We asked those surveyed how many companies they thought would enter the market in the next 12 months. The average answer was four to five, although a few did expect a considerable influx in 2011, with more than double that.
Certainly, those projected four or five entrants are covered by the intended launches in the table – and we know there are others waiting in the wings with offerings. Legal & General, despite telling PM in October last year that it was indeed in the corporate platform space, has since backtracked.

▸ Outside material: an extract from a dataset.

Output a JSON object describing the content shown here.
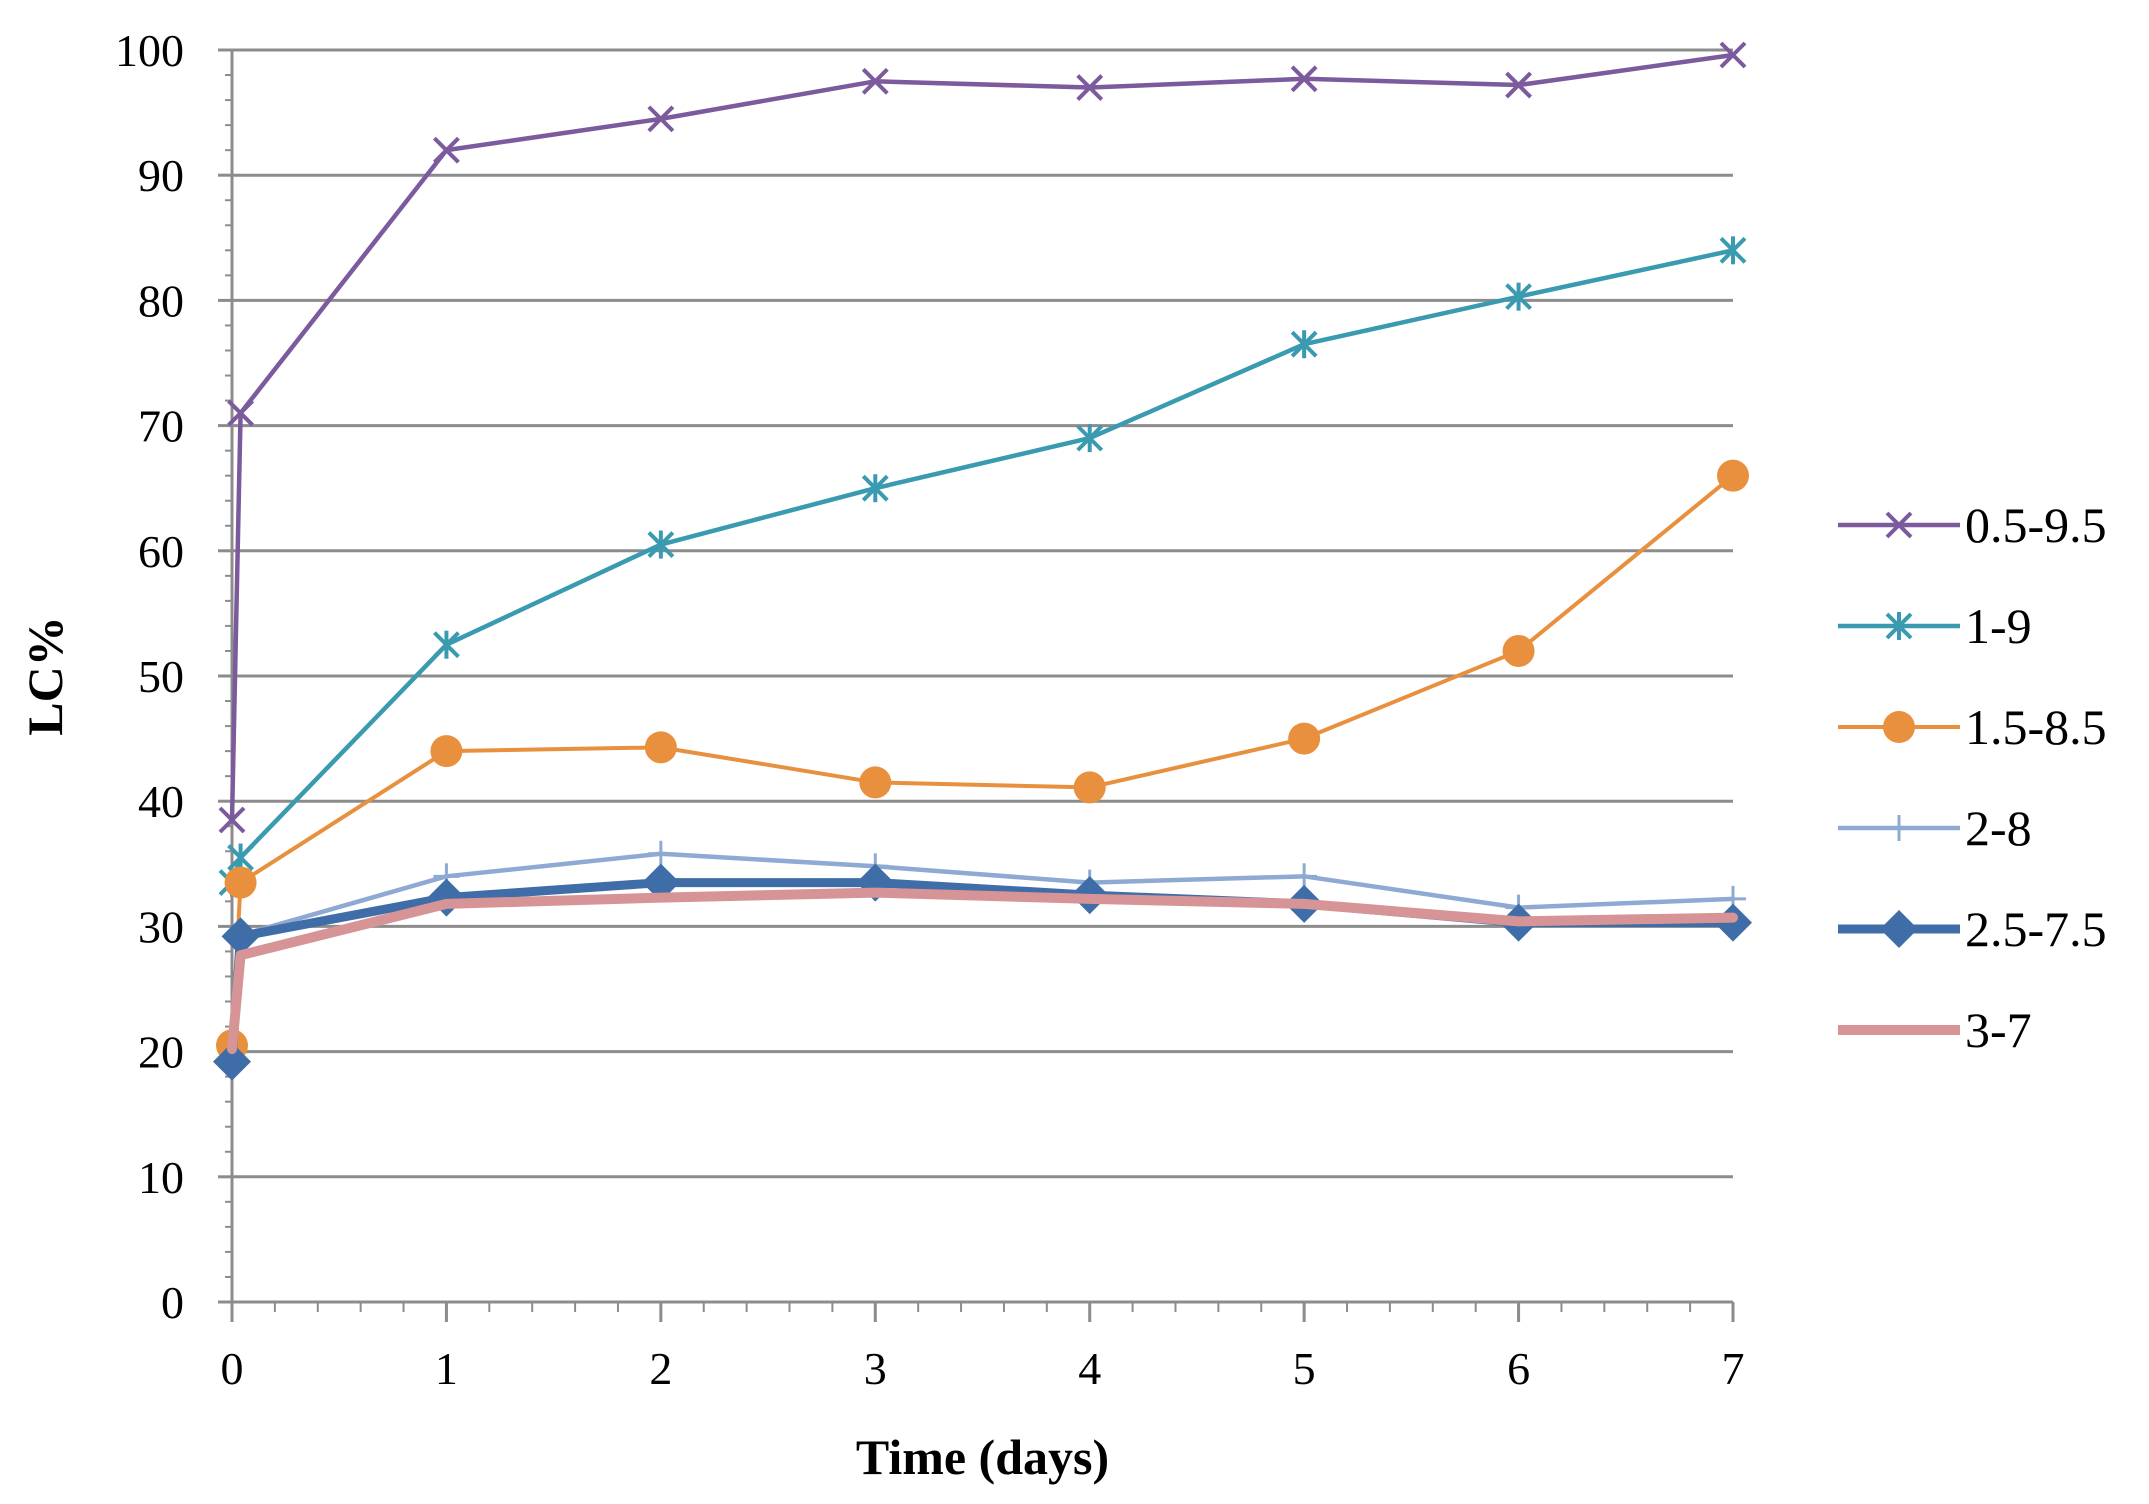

Simon Pardoe, development and marketing director, workplace savings at L&G told PM that despite being active in this area, there is more work to be done.
“We shall be developing our WorkSave platform through the addition of further product wrappers, including EFRBS [employee-funded retirement benefit schemes] and cash ISA, plus increased tools, educational content and further development of integrated technology around provision of customer data and services.”
Zurich and Scottish Widows are also known to be pushing ahead with the development of a platform. Zurich had hoped to take part in the survey, but could not pull the data together in time.
Prudential was also known to be discussing the possibility of developing a corporate platform. However, these plans were shelved late in 2009 and there are no plans to revive them in 2010.
Aviva is not considered to be looking at this market, but given the woeful track record it has for developing an individual wrap platform, that is possibly a demonstration of prudence.
Table one offers a conspicuous lack of hard data, but it does contain a few interesting points.
First, we know there will be five players in the market by year end. We also know that, with the exception of Wealth at Work, none of the others have any clients as yet, although Ascentric has £10m funds under administration and its system will be administered from one regional location.
Curiously, although Ascentric is part of the Royal London Group with Scottish Life, it has no apparent alignment of interest or even common culture. Scottish Life says it has no platform offering, nor does it plan to launch one within the next 12 months (see page 4).
PM has discovered that several of the companies, while having no clients at the moment, have determined a considerable appetite for a corporate platform within the reward structures of FTSE 100 and FTSE 250 companies.
However, not everyone is convinced by the new kid on the block. Alistair O’Connell, managing director of Aon’s pensions consulting business, told PM there are more effective means than a corporate platform for meeting clients’ objectives of best value and differentiation from their employee benefit programmes.